Singh’s nomination was approved, along with 10 others from the Asian bloc, by the International Boxing Association’s (AIBA) election committee chairman Jost Schmid on Wednesday in Lausanne.
The elections are scheduled to be held on November 3 during the AIBA’s annual conference in Moscow starting November 2.
Currently, India does not have representation in the AIBA EC. Veteran technical official Kishan Narsi was the last Indian to find a place in the EC but his tenure ended after the BFI came into existence in 2015.
Singh will face competition from nominees of Korea, Indonesia, Japan, Mongolia, Nepal, Qatar, Singapore, Thailand and the UAE.
Singh, also co-founder of low-cost airline Spicejet, is currently a member of the Asian Boxing Confederation’s EC.

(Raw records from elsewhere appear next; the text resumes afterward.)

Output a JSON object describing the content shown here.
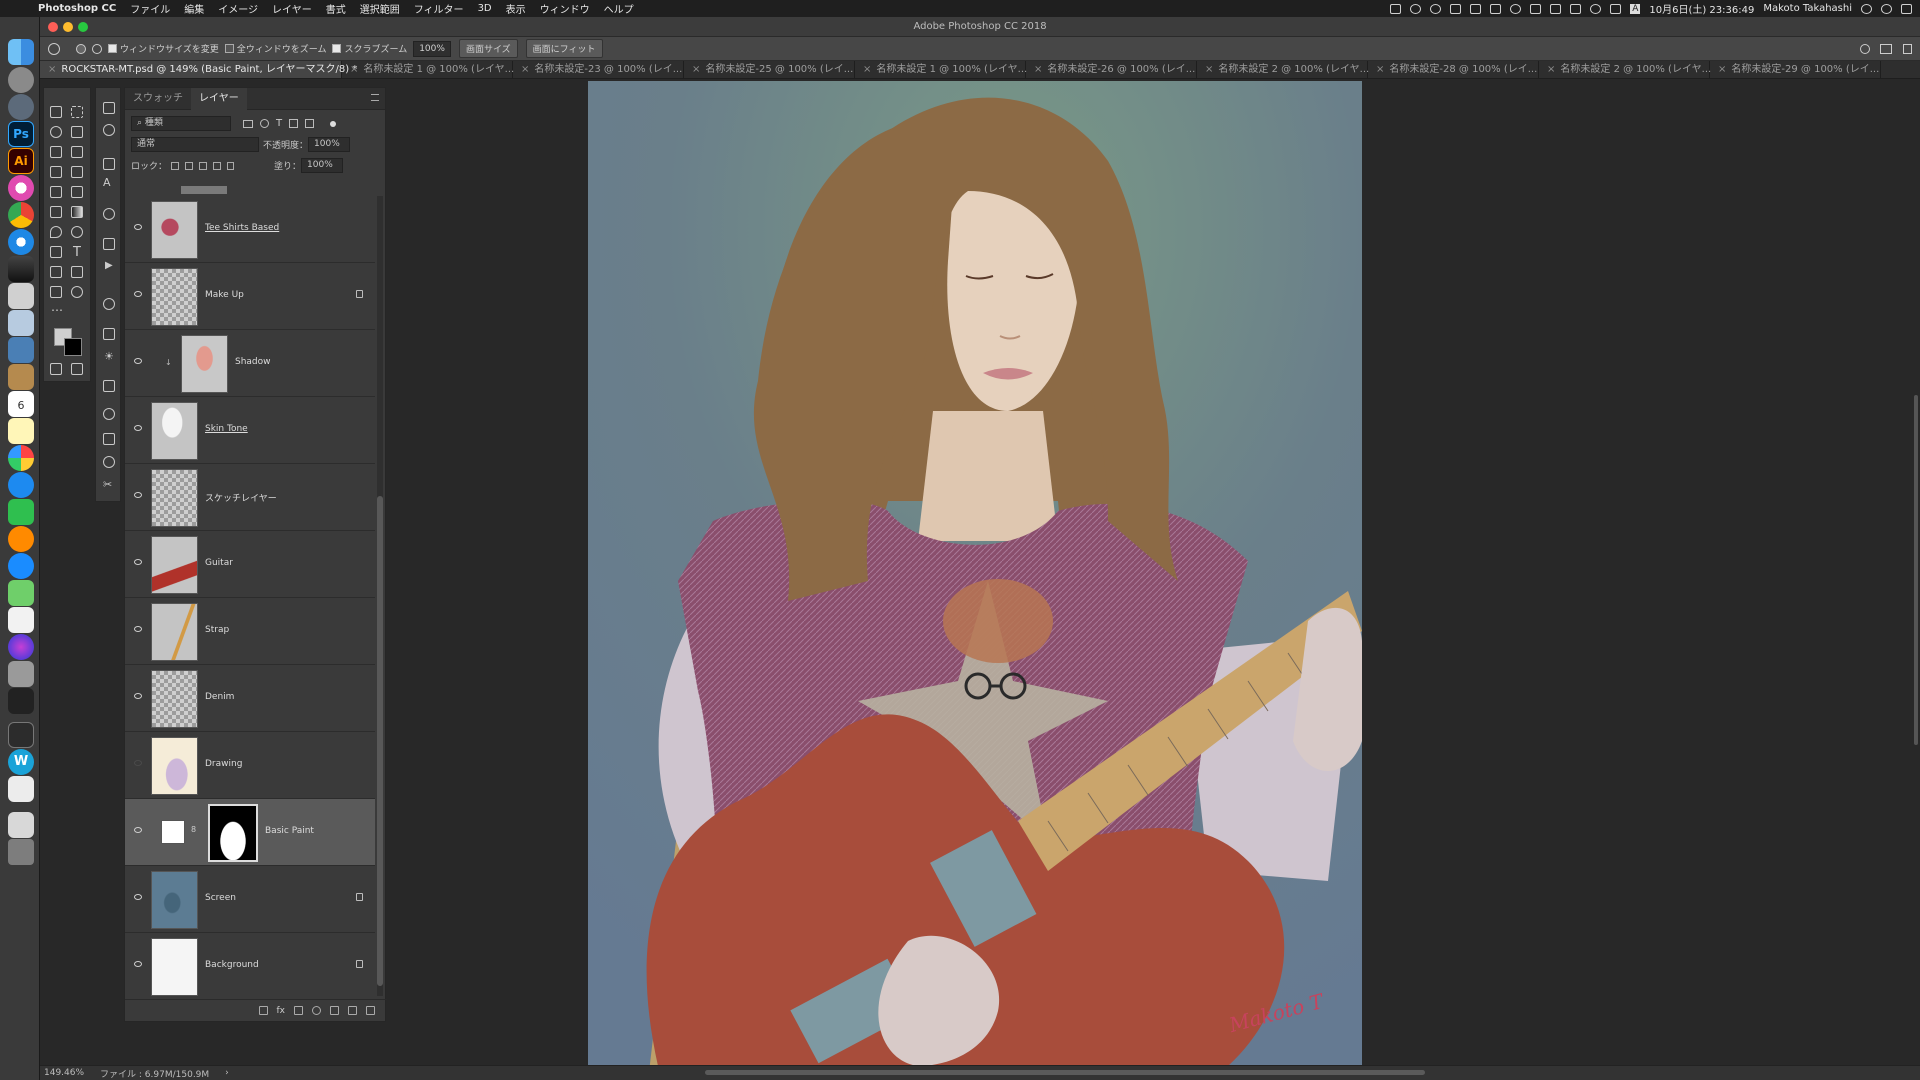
{
  "menubar": {
    "app_name": "Photoshop CC",
    "items": [
      "ファイル",
      "編集",
      "イメージ",
      "レイヤー",
      "書式",
      "選択範囲",
      "フィルター",
      "3D",
      "表示",
      "ウィンドウ",
      "ヘルプ"
    ],
    "datetime": "10月6日(土) 23:36:49",
    "user": "Makoto Takahashi",
    "input_mode": "A"
  },
  "window": {
    "title": "Adobe Photoshop CC 2018"
  },
  "options": {
    "resize_windows_label": "ウィンドウサイズを変更",
    "zoom_all_label": "全ウィンドウをズーム",
    "scrubby_zoom_label": "スクラブズーム",
    "zoom_value": "100%",
    "fit_screen_button": "画面サイズ",
    "fill_screen_button": "画面にフィット"
  },
  "tabs": [
    "ROCKSTAR-MT.psd @ 149% (Basic Paint, レイヤーマスク/8) *",
    "名称未設定 1 @ 100% (レイヤ...",
    "名称未設定-23 @ 100% (レイ...",
    "名称未設定-25 @ 100% (レイ...",
    "名称未設定 1 @ 100% (レイヤ...",
    "名称未設定-26 @ 100% (レイ...",
    "名称未設定 2 @ 100% (レイヤ...",
    "名称未設定-28 @ 100% (レイ...",
    "名称未設定 2 @ 100% (レイヤ...",
    "名称未設定-29 @ 100% (レイ..."
  ],
  "layers_panel": {
    "tab_swatches": "スウォッチ",
    "tab_layers": "レイヤー",
    "filter_kind": "種類",
    "blend_mode": "通常",
    "opacity_label": "不透明度：",
    "opacity_value": "100%",
    "lock_label": "ロック：",
    "fill_label": "塗り：",
    "fill_value": "100%",
    "layers": [
      {
        "name": "Tee Shirts Based"
      },
      {
        "name": "Make Up"
      },
      {
        "name": "Shadow"
      },
      {
        "name": "Skin Tone"
      },
      {
        "name": "スケッチレイヤー"
      },
      {
        "name": "Guitar"
      },
      {
        "name": "Strap"
      },
      {
        "name": "Denim"
      },
      {
        "name": "Drawing"
      },
      {
        "name": "Basic Paint"
      },
      {
        "name": "Screen"
      },
      {
        "name": "Background"
      }
    ]
  },
  "artwork": {
    "signature": "Makoto T"
  },
  "status": {
    "zoom": "149.46%",
    "doc_size": "ファイル : 6.97M/150.9M"
  },
  "colors": {
    "accent_ps": "#31a8ff",
    "accent_ai": "#ff9a00"
  }
}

The AIBA, which is in International Olympic Committee’s line of fire right now, is set to defy the IOC and elect Rakhimov as President after his was the lone nomination approved for the position by Schmid.
The IOC has warned that boxing’s future in Olympics would be in jeopardy if Rakhimov is re-elected. The Uzbek has been linked to organised crime by the US Treasury Department and is fighting a legal battle to get his name cleared, insisting that he is innocent.
He took over as AIBA’s interim President after the long-serving Dr Ching Kuo-Wu was forced to step down following a revolt last year owing to allegations of financial mismanagement during his tenure. AIBA has been struggling to end the turmoil that followed his ouster.
Its funding has been stopped by the IOC, which spoke of “significant concern” over key areas including its governance and ethical and financial management.
The IOC has warned that should the AIBA fail in addressing all its concerns, boxing would be axed from the biggest stage of all. The popular combat sport has been contested at every Olympics since its introduction at the 1904 Games, barring Stockholm 1912.
The most recent IOC warning came on Wednesday after an executive board meeting in which it expressed concerns about the “grave situation within the AIBA and its current governance.”
“These include the circumstances of the establishment of the election list and the misleading communication within the AIBA membership regarding the IOC’s position,” read a statement issued by the IOC.
“Therefore, the IOC reiterates its clear position that if the governance issues are not properly addressed to the satisfaction of the IOC at the forthcoming AIBA Congress, the existence of boxing on the Olympic programme and even the recognition of AIBA as an International Federation recognised by the IOC are under threat.